Maybe it's a matter of stages, because I'm fine with the Socratic method. But one would hope that before each champion took up their particular view, they observed the facts and made a decision on which side they fell. Perhaps what I'm not understanding is BISB has done so, and by reading his piece I'm leaping in several paces down the road. I have not seen all the facts nor do I understand the legal fundamentals, so I haven't been able to decide yet.
Even if we assume the Socratic method, what we're left with here is one side shouting into a packed courtroom, with no response from opponent. It's not very compelling, if you assume we are the jury. Already in this thread there have been counter-arguments made against this process. I'd be very interested in reading a piece from NW's lawyers or someone of like mind. But again, my time is limited. It would be helpful if that view were already presented here.
write the "opposing view". Nothing stops you or anyone else. It will be published on this site. Though I believe that you just did.
The fact that Brian, Ace, BiSB and others may have similar views on this issue (or others) may be because they have a symbiotic connection, which is why they came together on this site--or it may simply be because they have the better arguments on their side on this issue.
But this site has no responsibility to staff an opposing viewpoint (parenthetically, do all issues deserve an opposing viewpoint--no matter how specious?)
but not as simple as it seems. I don't have time to delve into these issues, the resource of me is consumed in other affairs. This is why I come to media outlets, so that I can get summarized topics, facts, and insight. If I feel like that insight is being clouded by biased worldviews, I have the ability to make that opinion known. The proprieter of the site is free to ignore, tell me to GTFO, or consider if I may have a point.

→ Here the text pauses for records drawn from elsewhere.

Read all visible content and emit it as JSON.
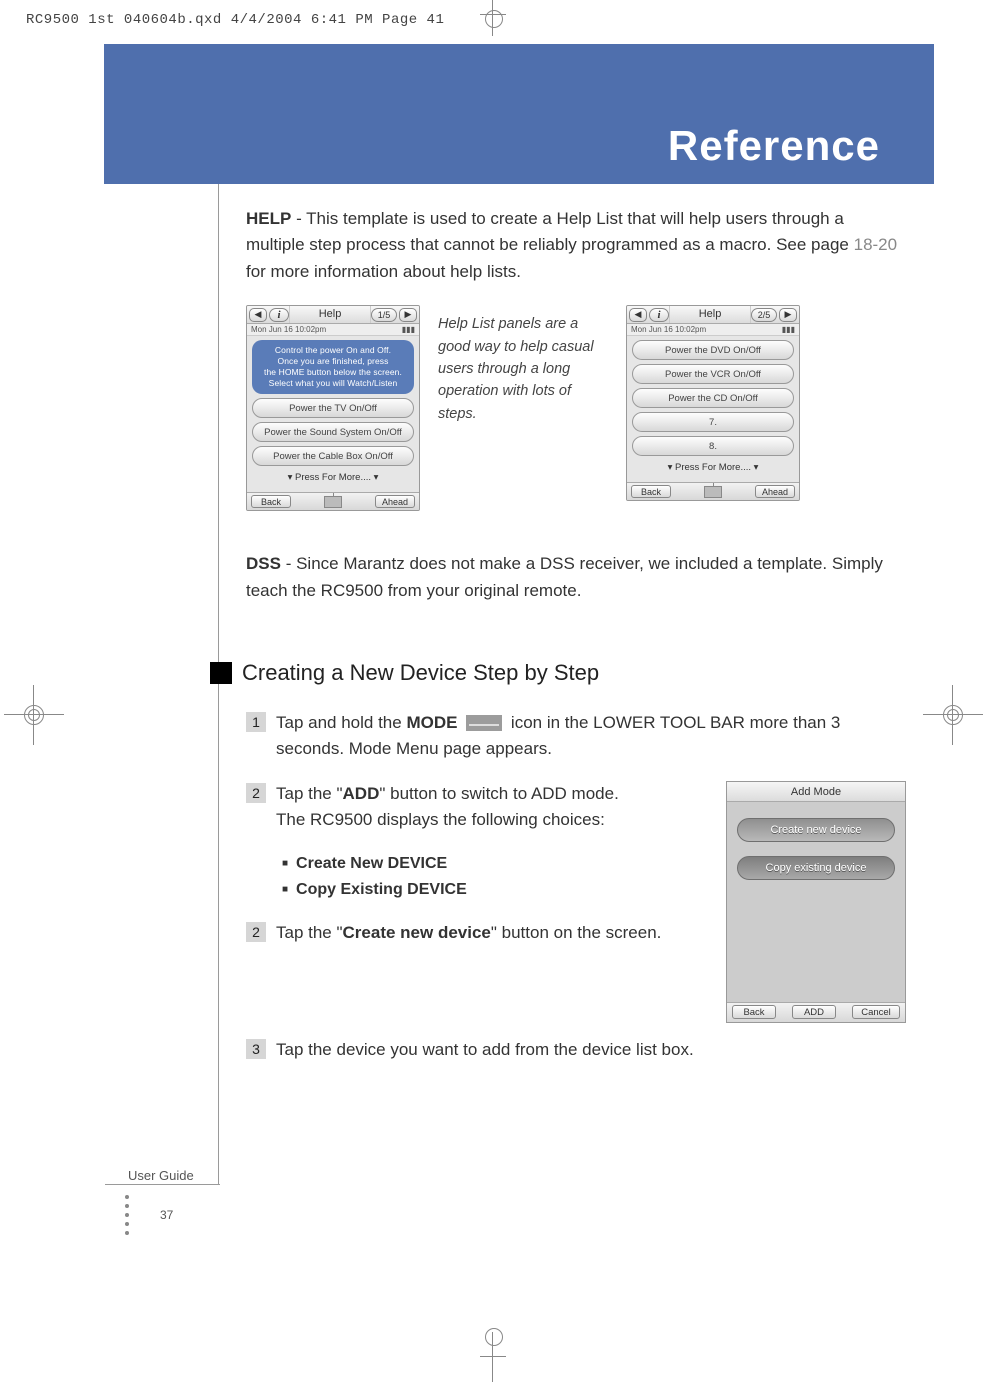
{
  "print_header": "RC9500 1st 040604b.qxd  4/4/2004  6:41 PM  Page 41",
  "banner_title": "Reference",
  "para_help": {
    "lead": "HELP",
    "body1": " - This template is used to create a Help List that will help users through a multiple step process that cannot be reliably programmed as a macro.  See page ",
    "pages": "18-20",
    "body2": " for more information about help lists."
  },
  "caption": "Help List panels are a good way to help casual users through a long operation with lots of steps.",
  "lcd1": {
    "title": "Help",
    "page": "1/5",
    "status_left": "Mon Jun 16  10:02pm",
    "blue_l1": "Control the power On and Off.",
    "blue_l2": "Once you are finished, press",
    "blue_l3": "the HOME button below the screen.",
    "blue_l4": "Select what you will Watch/Listen",
    "b1": "Power the TV On/Off",
    "b2": "Power the Sound System On/Off",
    "b3": "Power the Cable Box On/Off",
    "more": "▾ Press For More.... ▾",
    "back": "Back",
    "ahead": "Ahead"
  },
  "lcd2": {
    "title": "Help",
    "page": "2/5",
    "status_left": "Mon Jun 16  10:02pm",
    "b1": "Power the DVD On/Off",
    "b2": "Power the VCR On/Off",
    "b3": "Power the CD On/Off",
    "b4": "7.",
    "b5": "8.",
    "more": "▾ Press For More.... ▾",
    "back": "Back",
    "ahead": "Ahead"
  },
  "para_dss": {
    "lead": "DSS",
    "body": " - Since Marantz does not make a DSS receiver, we included a template. Simply teach the RC9500 from your original remote."
  },
  "h2": "Creating a New Device Step by Step",
  "step1": {
    "pre": "Tap and hold the ",
    "mode": "MODE",
    "post": " icon in the LOWER TOOL BAR more than 3 seconds. Mode Menu page appears."
  },
  "step2a": {
    "l1a": "Tap the \"",
    "l1b": "ADD",
    "l1c": "\" button to switch to ADD mode.",
    "l2": "The RC9500 displays the following choices:"
  },
  "bullets": {
    "b1": "Create New DEVICE",
    "b2": "Copy Existing DEVICE"
  },
  "step2b": {
    "l1a": "Tap the \"",
    "l1b": "Create new device",
    "l1c": "\" button on the screen."
  },
  "step3": "Tap the device you want to add from the device list box.",
  "addmode": {
    "title": "Add Mode",
    "b1": "Create new device",
    "b2": "Copy existing device",
    "back": "Back",
    "mid": "ADD",
    "cancel": "Cancel"
  },
  "footer": {
    "ug": "User Guide",
    "page": "37"
  }
}
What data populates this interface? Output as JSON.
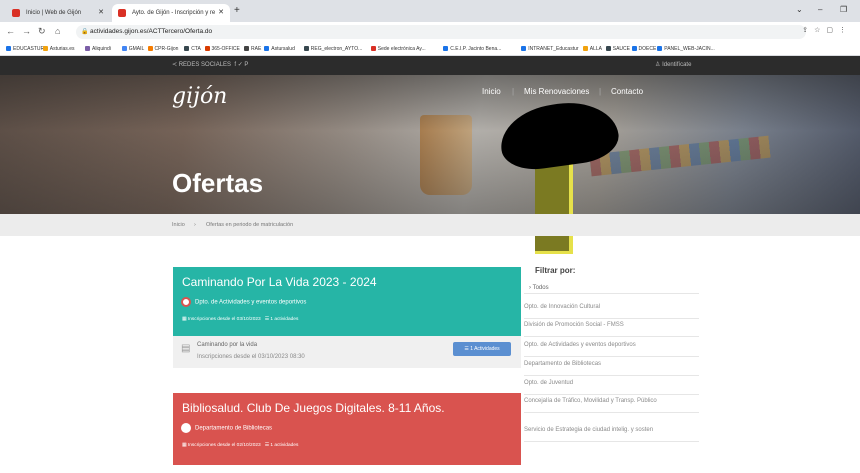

Not every piece has to be unbiased, but for topics like these - where so much of the information is misunderstood (by myself especially) - it's a helpful starting point.
Than any bias. If BISB thinks things that walk like a duck, quack like a duck, and swim like a duck are ducks, I don't think presenting it in a softer sense shows he's being "unbiased."
The tone may turn you off, but he's not shading facts -- he's addressing them head on and reaching the only logical conclusion he thinks one can.
Bias is more, "BISB wants NU football players to unionize because of Y, so he's shading his arguments by cherry-picking some facts to support X." Here, BISB is laying out facts 1, 2, and 3, and saying he's not sure how anyone can add those up and reach anything but 6.
Out of everyone who draws an MGoBlog paycheck I couldn't find anyone who has a significantly different view from Bryan (BiSB). I didn't ask the photographers though.
I don't think an opposing viewpoint in this case needs front billing because there isn't a good case to be made. Sometimes there's one side of a debate that is way more correct. I despise the sentiment of things being "my" opinion or "yours." There's one reality and we should strive to have our opinions most closely match it based on available evidence and logic.
Perhaps they would prefer not tell you, fearing derision.
Perhaps the staff lacks diversity in viewpoint.
Perhaps you are all correct and there is no reason for an opposing view.
In some cases I agree there is one reality, but in most I do not. Whether this one is, is debatable.
It is because I am right. And very handsome. And an above-average Scrabble player.